Redmer weiß natürlich auch ganz genau, was seiner Klientel am meisten zu schaffen macht. »Es ist einfach die fehlende Perspektive. Keiner kann sagen, ob und wann es wieder ›normal‹ wird, wie lange man noch in diesem Ausnahmezustand ausharren muss, improvisieren und von Rücklagen leben muss. Gerade das ist es, was alle so verzweifeln lässt und fertig macht. Ich merke ja in der Beratung, dass es Leute gibt, denen es richtig schlecht geht.«
Deswegen sei es ja so wichtig, dass es überhaupt Ansprechpartner gibt, die die Szene kennen oder selber aus ihr kommen, zudem angebunden sind an den Kulturrat NRW mit Drähten in das Landeswirtschaftsministerium hinein. Natürlich müssen auch Berater wie er beraten werden, und da ist er »bis jetzt sehr zufrieden mit der hohen Beratungsintensität durch das Ministerium.

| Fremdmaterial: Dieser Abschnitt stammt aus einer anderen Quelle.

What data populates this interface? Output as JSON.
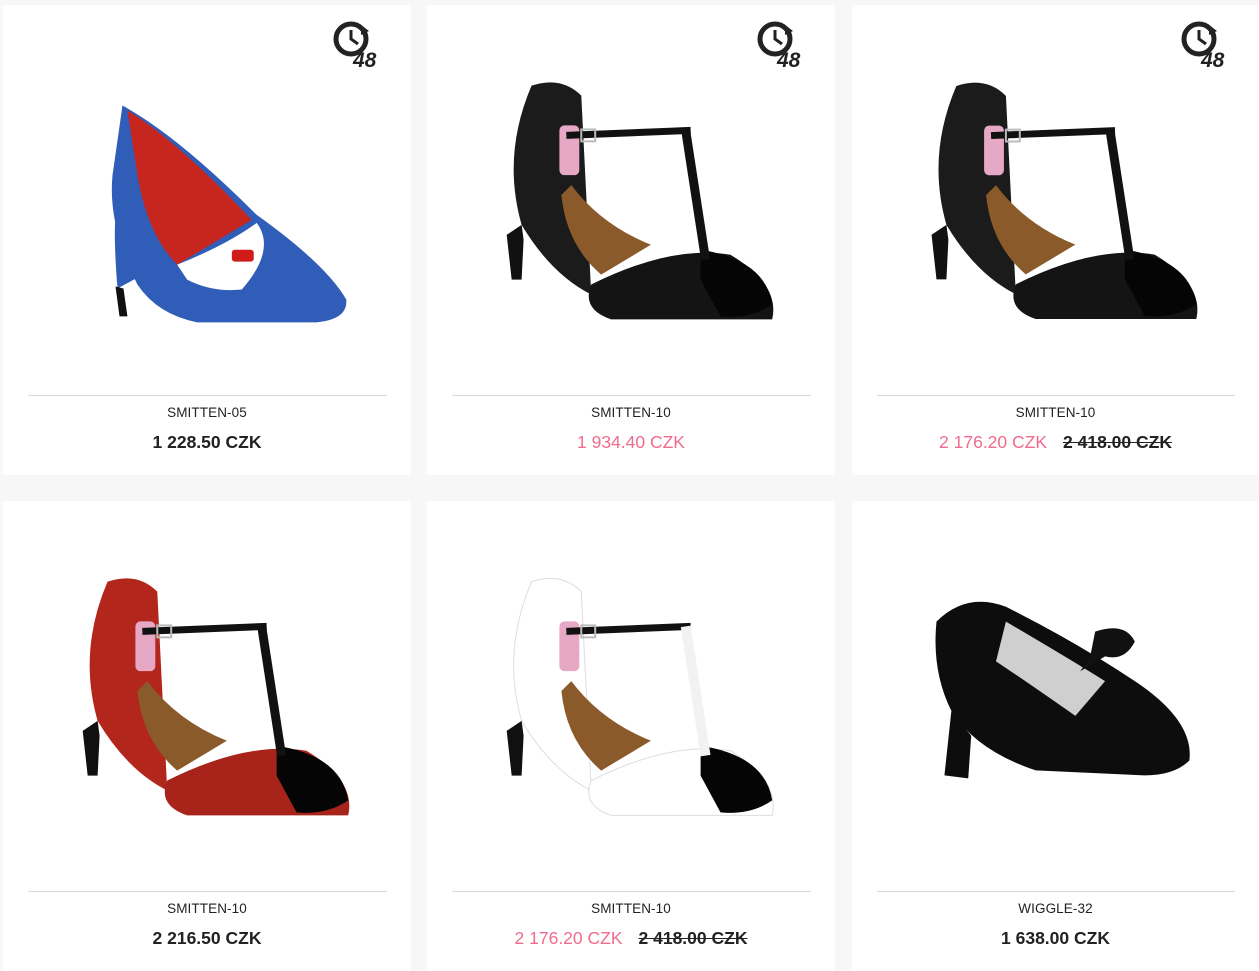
{
  "badge": {
    "text": "48",
    "icon": "clock-48h-icon"
  },
  "colors": {
    "sale": "#f06b8e",
    "text": "#222222"
  },
  "products": [
    {
      "name": "SMITTEN-05",
      "price": "1 228.50 CZK",
      "old_price": "",
      "sale": false,
      "badge": true,
      "image": "blue-pump-shoe"
    },
    {
      "name": "SMITTEN-10",
      "price": "1 934.40 CZK",
      "old_price": "",
      "sale": true,
      "badge": true,
      "image": "black-tstrap-shoe"
    },
    {
      "name": "SMITTEN-10",
      "price": "2 176.20 CZK",
      "old_price": "2 418.00 CZK",
      "sale": true,
      "badge": true,
      "image": "black-tstrap-shoe"
    },
    {
      "name": "SMITTEN-10",
      "price": "2 216.50 CZK",
      "old_price": "",
      "sale": false,
      "badge": false,
      "image": "red-tstrap-shoe"
    },
    {
      "name": "SMITTEN-10",
      "price": "2 176.20 CZK",
      "old_price": "2 418.00 CZK",
      "sale": true,
      "badge": false,
      "image": "white-tstrap-shoe"
    },
    {
      "name": "WIGGLE-32",
      "price": "1 638.00 CZK",
      "old_price": "",
      "sale": false,
      "badge": false,
      "image": "black-oxford-heel"
    }
  ]
}
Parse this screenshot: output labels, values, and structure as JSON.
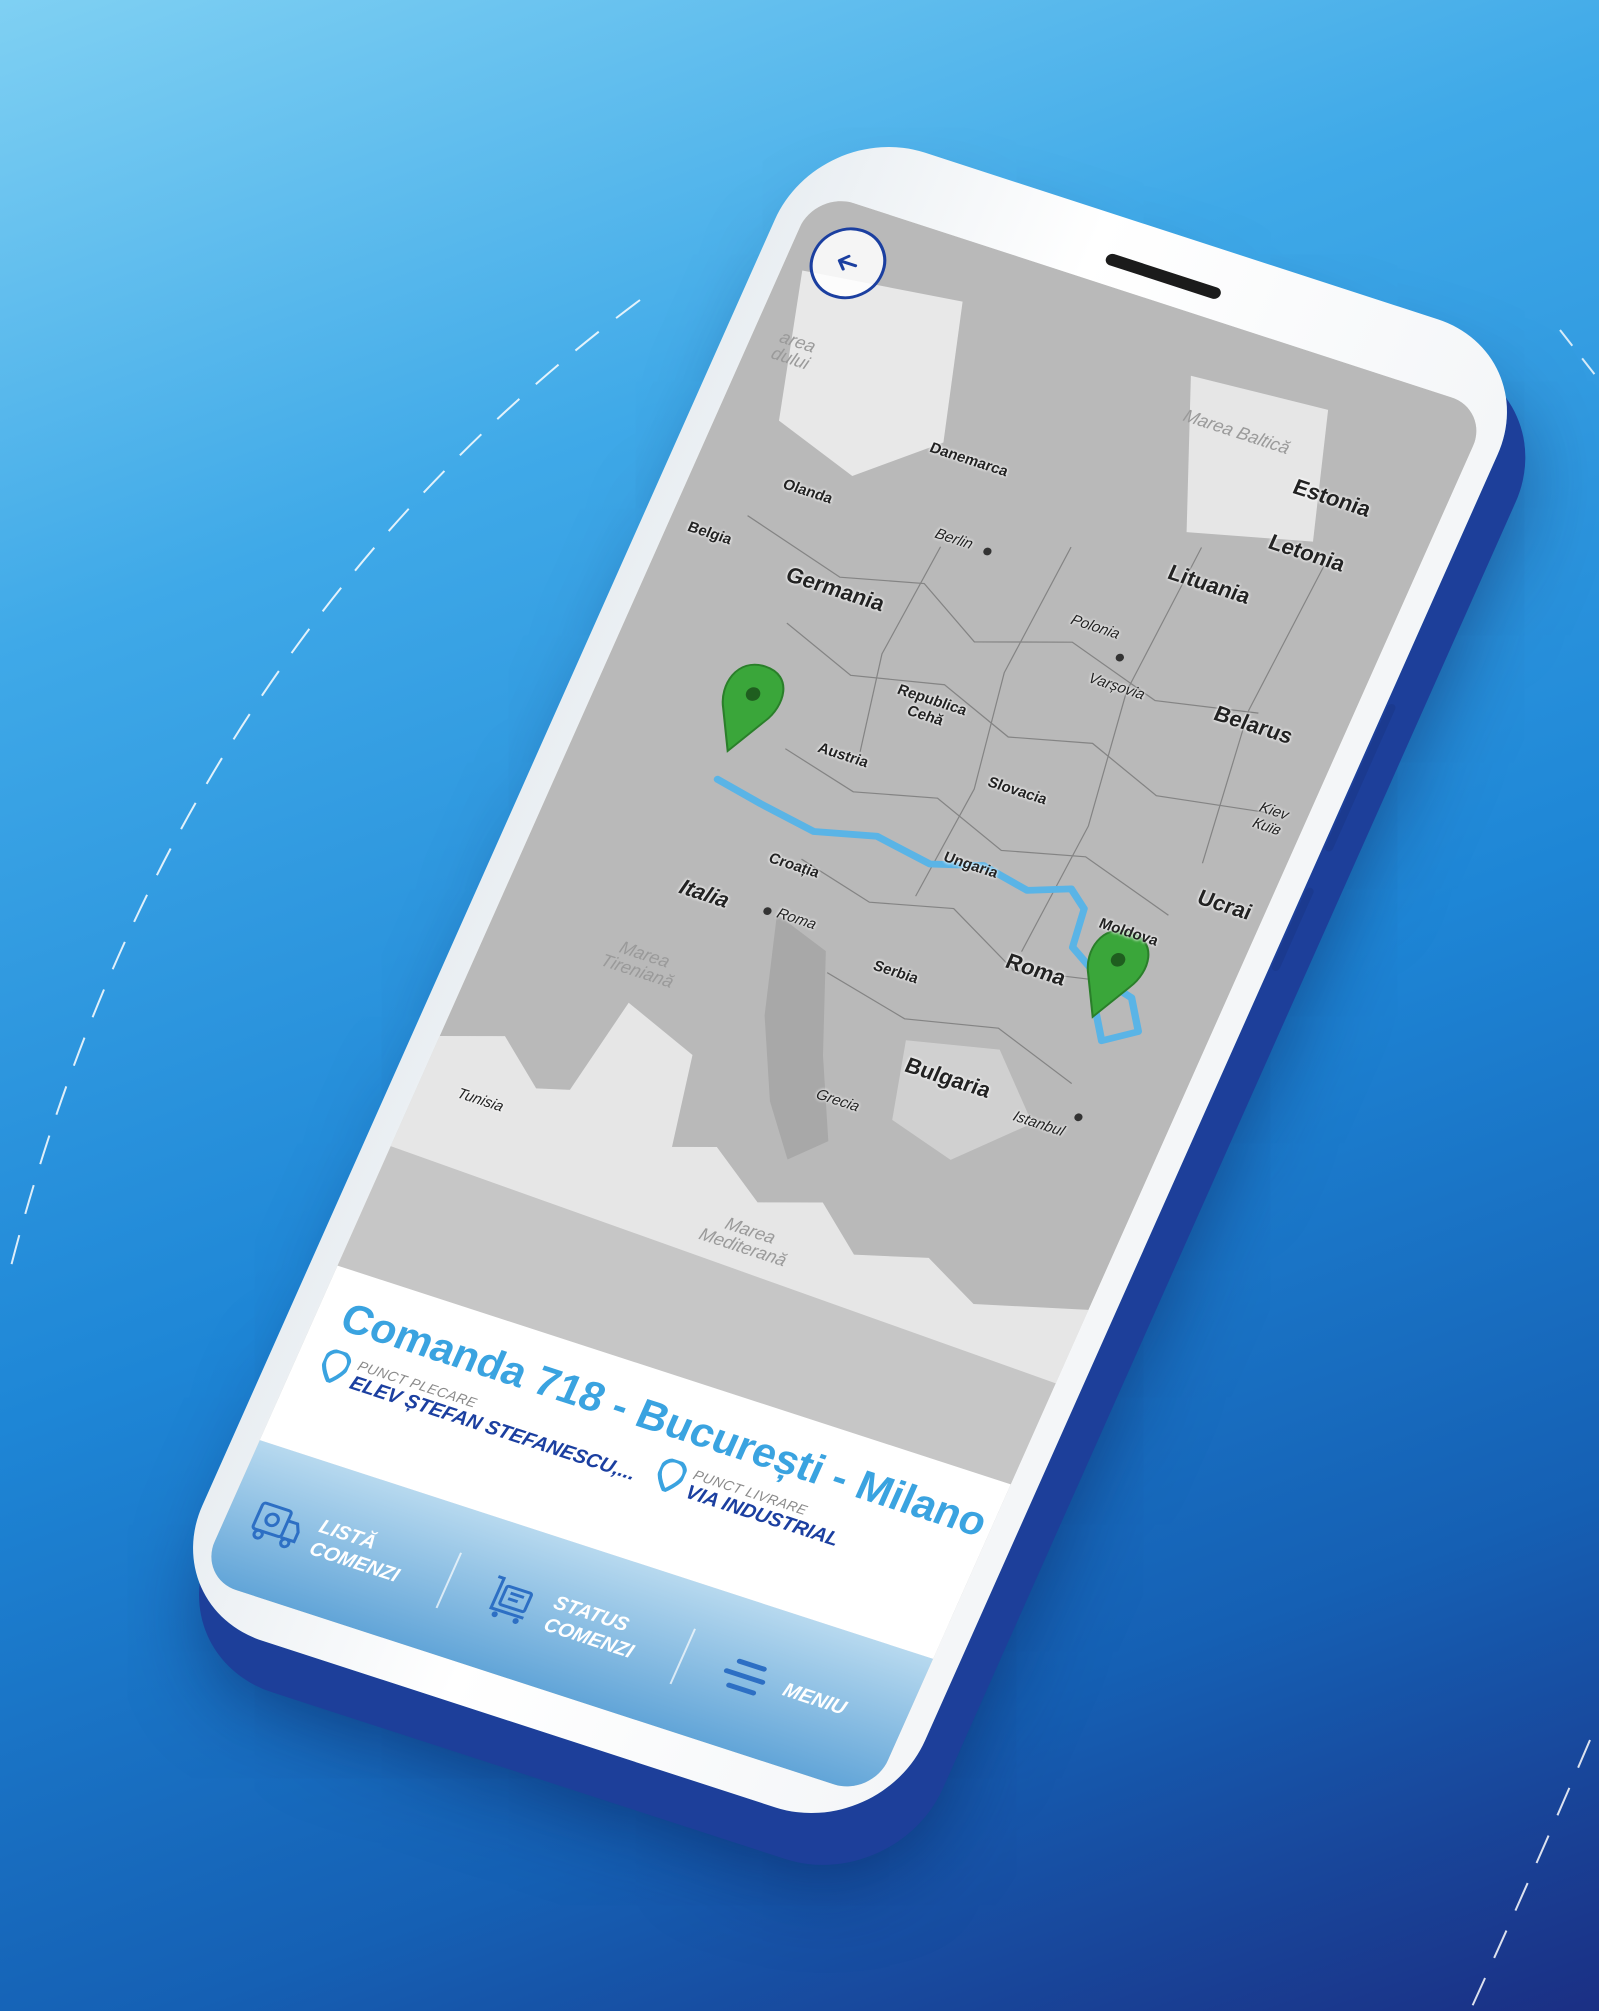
{
  "map": {
    "countries": [
      {
        "id": "estonia",
        "label": "Estonia"
      },
      {
        "id": "letonia",
        "label": "Letonia"
      },
      {
        "id": "lituania",
        "label": "Lituania"
      },
      {
        "id": "danemarca",
        "label": "Danemarca"
      },
      {
        "id": "olanda",
        "label": "Olanda"
      },
      {
        "id": "belgia",
        "label": "Belgia"
      },
      {
        "id": "germania",
        "label": "Germania"
      },
      {
        "id": "polonia",
        "label": "Polonia"
      },
      {
        "id": "belarus",
        "label": "Belarus"
      },
      {
        "id": "republica-ceha",
        "label": "Republica Cehă"
      },
      {
        "id": "austria",
        "label": "Austria"
      },
      {
        "id": "slovacia",
        "label": "Slovacia"
      },
      {
        "id": "ungaria",
        "label": "Ungaria"
      },
      {
        "id": "ucraina",
        "label": "Ucrai"
      },
      {
        "id": "moldova",
        "label": "Moldova"
      },
      {
        "id": "croatia",
        "label": "Croația"
      },
      {
        "id": "romania",
        "label": "Roma"
      },
      {
        "id": "italia",
        "label": "Italia"
      },
      {
        "id": "serbia",
        "label": "Serbia"
      },
      {
        "id": "bulgaria",
        "label": "Bulgaria"
      },
      {
        "id": "grecia",
        "label": "Grecia"
      },
      {
        "id": "tunisia",
        "label": "Tunisia"
      }
    ],
    "cities": [
      {
        "id": "berlin",
        "label": "Berlin"
      },
      {
        "id": "varsovia",
        "label": "Varșovia"
      },
      {
        "id": "kiev",
        "label": "Kiev Київ"
      },
      {
        "id": "roma",
        "label": "Roma"
      },
      {
        "id": "istanbul",
        "label": "Istanbul"
      }
    ],
    "seas": [
      {
        "id": "marea-baltica",
        "label": "Marea Baltică"
      },
      {
        "id": "marea-nordului",
        "label": "area dului"
      },
      {
        "id": "marea-tireniana",
        "label": "Marea Tireniană"
      },
      {
        "id": "marea-mediterana",
        "label": "Marea Mediterană"
      }
    ],
    "route_color": "#5ab4e6",
    "marker_color": "#3aa63a"
  },
  "order": {
    "title": "Comanda 718 - București - Milano",
    "pickup_label": "PUNCT PLECARE",
    "pickup_value": "ELEV ȘTEFAN STEFANESCU,...",
    "delivery_label": "PUNCT LIVRARE",
    "delivery_value": "VIA INDUSTRIAL"
  },
  "nav": {
    "items": [
      {
        "label": "LISTĂ COMENZI",
        "icon": "truck-list-icon"
      },
      {
        "label": "STATUS COMENZI",
        "icon": "cart-status-icon"
      },
      {
        "label": "MENIU",
        "icon": "menu-icon"
      }
    ]
  },
  "colors": {
    "accent": "#3aa3e0",
    "brand_dark": "#1b3fa0",
    "nav_bg": "#62a5d8"
  }
}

Ich habe zwei, drei Ansprechpartner, die ich selber jederzeit anrufen kann.«
Redmer ärgert sich über die vielen Desinformationen, die zur Soforthilfe durch die sogenannten sozialen Medien gingen: »Was da alles zum Thema Subventionsbetrug verbreitet worden ist, deckt sich nicht mit meinen Erfahrungen.« Das habe leider dazu geführt, dass viele Selbständige, die einen Anspruch auf die Leistungen haben, diese gar nicht erst beantragt hätten. Die Beratung durch Steuerberater sei da keineswegs immer optimal gelaufen.
Die eigene Beratungsbilanz sieht Redmer trotz oder gerade wegen der misslichen Lage positiv. »Wir sind schon relativ weit vorne in dem, was wir machen in NRW mit den Sprechstunden.« Vielleicht sogar bundesweit einmalig.
Dieser Artikel erschien in der Tageszeitung junge welt, Ausgabe vom 30.7.2020, Nr. 176.